I bought in to the TICK stack and planned on using an enterprise support contract when going to production, but every interaction with InfluxData the company has felt a bit sleazy. Trying to push very hard to the cloud offering for example.
That’s bad enough, but the documentation and observability of the database is quite poor, and it’s trivially easy to “vanish” all your data and lock your instance up for hours or days by changing the retention policy of a database. (Not making it much different).
Now of course it’s not TICK at all. More like “TI” as kapacitor and chonograph (dashboarding and alerting respectively) are deprecated products and rolled in to the main offering.
Added to that they completely changed the query language.
I have to say; pick something better if you can. TimescaleDB or Prometheus (which uses openTSDB) are promising.
There's a plugin for Telegraf that looks promising, but it hasn't been merged yet.
Is anyone else using TimescaleDB? If so, what do you use to push monitoring data to it?
Edit: I’m using grafana but was considering checking out apache superset.
I set up 2.x for myself recently, and they have really done a lot of work. The OSS offering has most of the features that cloud/enterprise would. It was easy to set up -- they don't have any instructions for installing it in Kubernetes, and haven't updated their Helm charts for 2.x, but it was like 3 minutes to write a manifest (https://github.com/jrockway/jrock.us/tree/master/production/...) myself, which I prefer 99.9% of the time anyway. The new query language is incredibly verbose, but I see the steps that I remember having with Google's internal system, align, delta, aggregate... all possible. (I had to scratch my head a lot, though, to make it work. And I really am not able to reason about what operations it's doing, what's indexed or not indexed, why I ingest my data as rows but process it as columns, etc.) The performance is good, and it worked well for my use case of pushing data from my Intranet of Stuff. Generally I like it and I don't think they are being shady in any way. It's on my list of something to set up at work to collect various pieces of time series data outside of the Prometheus ecosystem (CI runtimes, etc.).

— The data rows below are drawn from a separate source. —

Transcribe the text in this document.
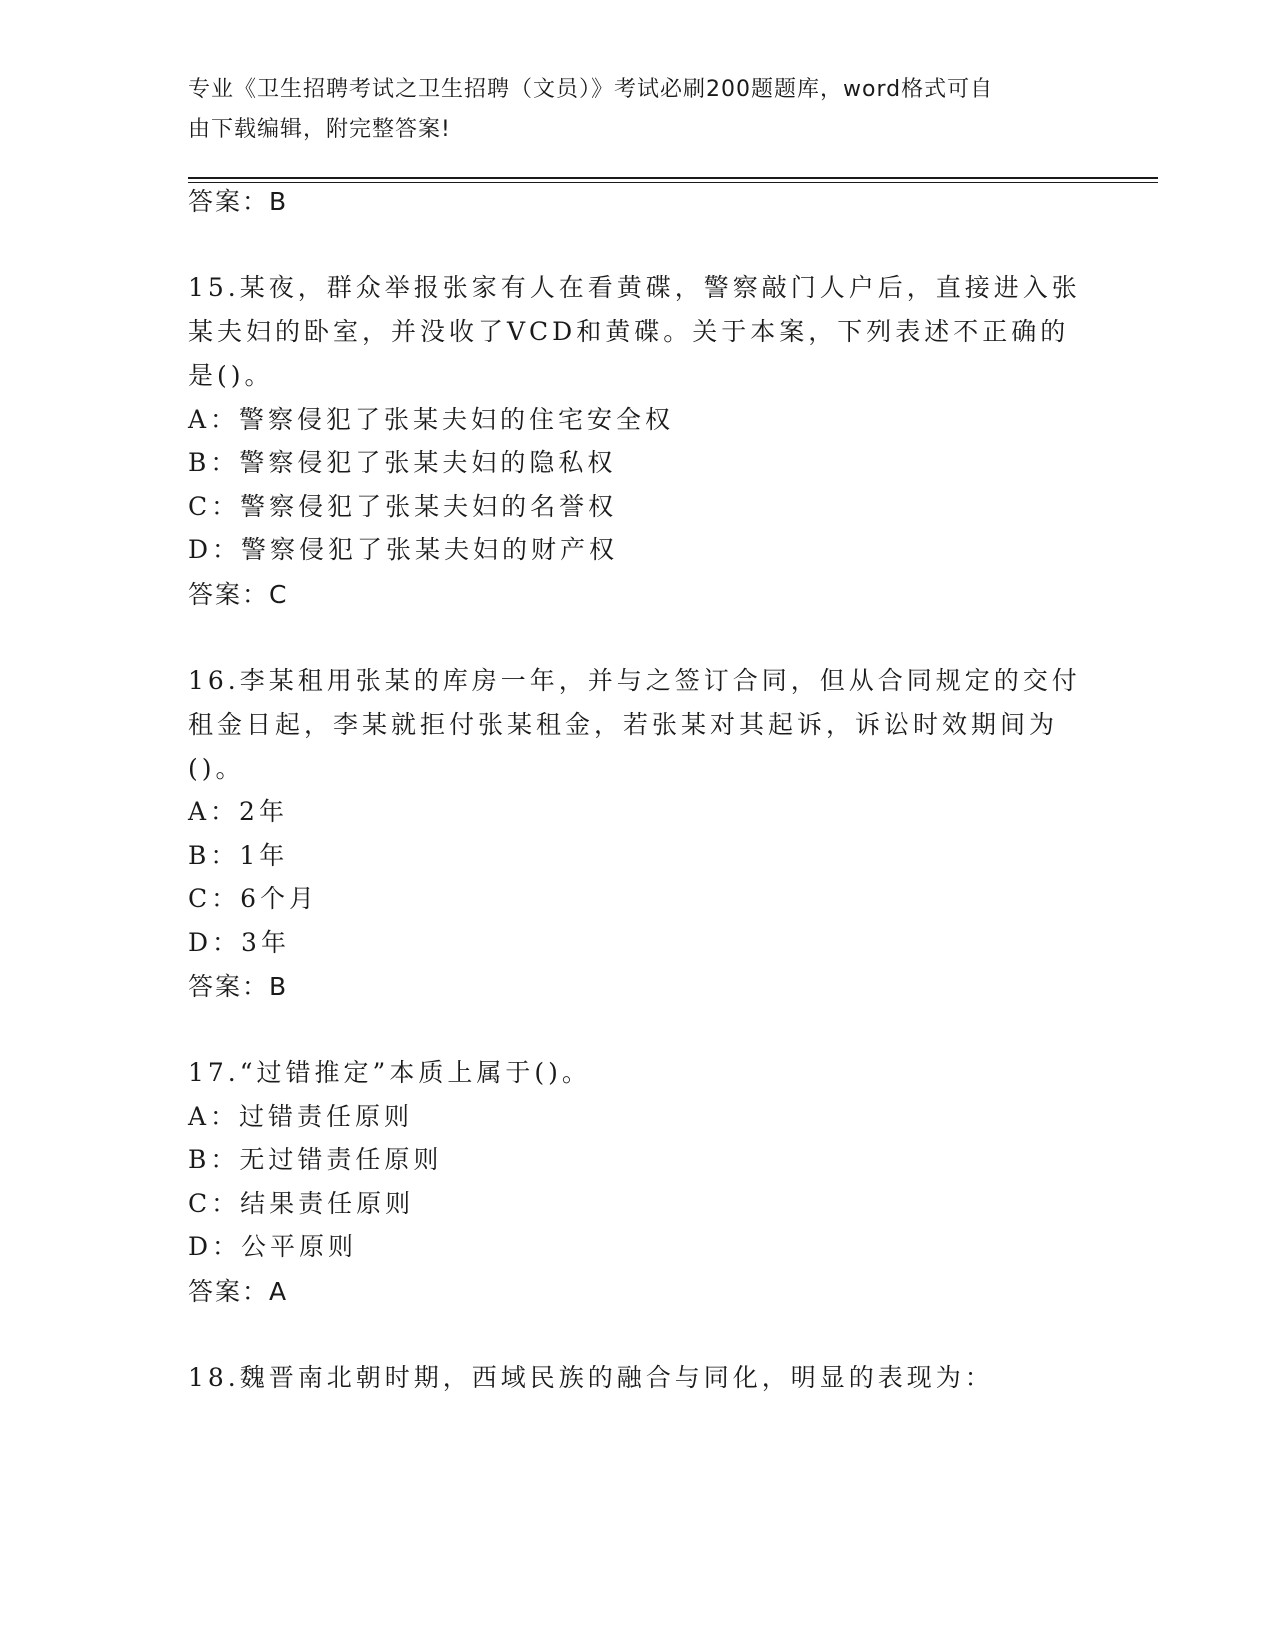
专业《卫生招聘考试之卫生招聘（文员）》考试必刷200题题库，word格式可自
由下载编辑，附完整答案!
答案：B
15.某夜，群众举报张家有人在看黄碟，警察敲门人户后，直接进入张
某夫妇的卧室，并没收了VCD和黄碟。关于本案，下列表述不正确的
是()。
A：警察侵犯了张某夫妇的住宅安全权
B：警察侵犯了张某夫妇的隐私权
C：警察侵犯了张某夫妇的名誉权
D：警察侵犯了张某夫妇的财产权
答案：C
16.李某租用张某的库房一年，并与之签订合同，但从合同规定的交付
租金日起，李某就拒付张某租金，若张某对其起诉，诉讼时效期间为
()。
A：2年
B：1年
C：6个月
D：3年
答案：B
17.“过错推定”本质上属于()。
A：过错责任原则
B：无过错责任原则
C：结果责任原则
D：公平原则
答案：A
18.魏晋南北朝时期，西域民族的融合与同化，明显的表现为：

The reason I picked InfluxDB over TimescaleDB for my personal stuff is because InfluxDB has an HTTP API with built-in authentication. I already a ton of HTTP services exposed to the Internet, and I understand them well. (Yup, I have SSO and rate limiting and all that stuff for my personal projects ;) I can give each of my devices an API key from their web interface, and I make an HTTP request to write data. Very simple. (They have a client library, but honestly my main target is a Beaglebone, and it doesn't have enough memory to compile their client library. I've never seen "go build" run out of memory, but their client makes that happen. I shouldn't develop on my IoT device, of course, but it's just easier because it has Emacs and gopls, and all the sensors connected to the right bus. Was easier to just manually make the API calls than to cross-compile on my workstation and push the release build to the actual device.) TimescaleDB doesn't have that, because it's just Postgres. So I'd basically have to expose port 5432 to the world, create Postgres users for every device, generate a password, store that somewhere, etc. Then to ingest data, I'd connect to the database, tune my connection pool, retry failed requests manually, etc. Using HTTP gets me all that for free; I can just configure retries in Envoy.
But... SQL queries are a lot easier to figure out than FluxQL queries, and I already have good tools for manipulating raw data in Postgres (DataGrip is my preferred method), so I think I will likely be revisiting TimescaleDB. Honestly, I'd pay for a managed offering right now if they had a button in Google Cloud Console that was "Create Instance and by the way this just gets added to your GCP bill for 10% more than a normal Cloud SQL instance".
The industrial historians solve the same problems - collect data at nodes that might have intermittent connectivity, send to a centralized server/service that can handle lots of data, and allow users to plot it.
I wonder if we’ll start to see more open source monitoring on the factory floor. While it will be easy for a product to work as well as industrial offerings, maybe their value is in the long term support (usually close to a decade) and supporter upgrade paths.
We've also updated all our tender documents for future projects to include a requirement that we can query metrics and logs through an API or direct DB access.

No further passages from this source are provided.